At distances of a few thousand light-years, visible wavelengths can still work quite well. At larger distances, infrared becomes increasingly attractive because more of the signal survives passage through the interstellar medium.

But the optimal wavelength depends heavily on the purpose of the signal.

If you’re trying to build an interstellar beacon, your answer may differ from someone building a propulsion system.

For something like a Starshot-style laser sail, shorter wavelengths become attractive because they focus more tightly and remain effective as relativistic Doppler effects shift the light toward longer wavelengths.

Ultimately there isn’t a universally preferred optical wavelength. The best choice depends on the goals and engineering constraints of the transmitting civilization.

Why Build an All-Sky System Instead of Targeting Specific Stars?

Question: Why did Laser SETI choose all-sky coverage rather than observing selected targets?

Eliot Gillum: Most previous optical SETI surveys focused on specific stars using relatively narrow fields of view.

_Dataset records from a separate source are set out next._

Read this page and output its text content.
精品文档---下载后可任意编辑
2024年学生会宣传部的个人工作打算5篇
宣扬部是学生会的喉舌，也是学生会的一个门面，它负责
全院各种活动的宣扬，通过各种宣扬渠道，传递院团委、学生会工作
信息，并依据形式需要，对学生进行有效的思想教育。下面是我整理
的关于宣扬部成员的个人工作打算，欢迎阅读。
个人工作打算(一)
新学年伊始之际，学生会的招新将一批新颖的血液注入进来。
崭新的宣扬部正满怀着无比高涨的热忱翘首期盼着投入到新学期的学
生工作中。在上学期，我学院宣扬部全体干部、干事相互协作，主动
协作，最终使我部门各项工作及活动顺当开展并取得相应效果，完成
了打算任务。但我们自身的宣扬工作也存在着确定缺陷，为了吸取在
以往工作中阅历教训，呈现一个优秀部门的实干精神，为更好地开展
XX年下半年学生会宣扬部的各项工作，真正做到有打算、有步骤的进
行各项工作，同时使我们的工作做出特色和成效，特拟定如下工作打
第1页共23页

That strategy works very well for persistent signals.

Laser SETI was designed around a different assumption: that the most interesting signals may be rare, transient, and unpredictable.

If a signal occurs only once—or only occasionally—then continuous monitoring becomes more important than extreme sensitivity on a small number of targets.

The philosophy behind Laser SETI is simple:

If something bright, narrowband, and unusual happens anywhere in the sky, we’d like to be watching when it occurs.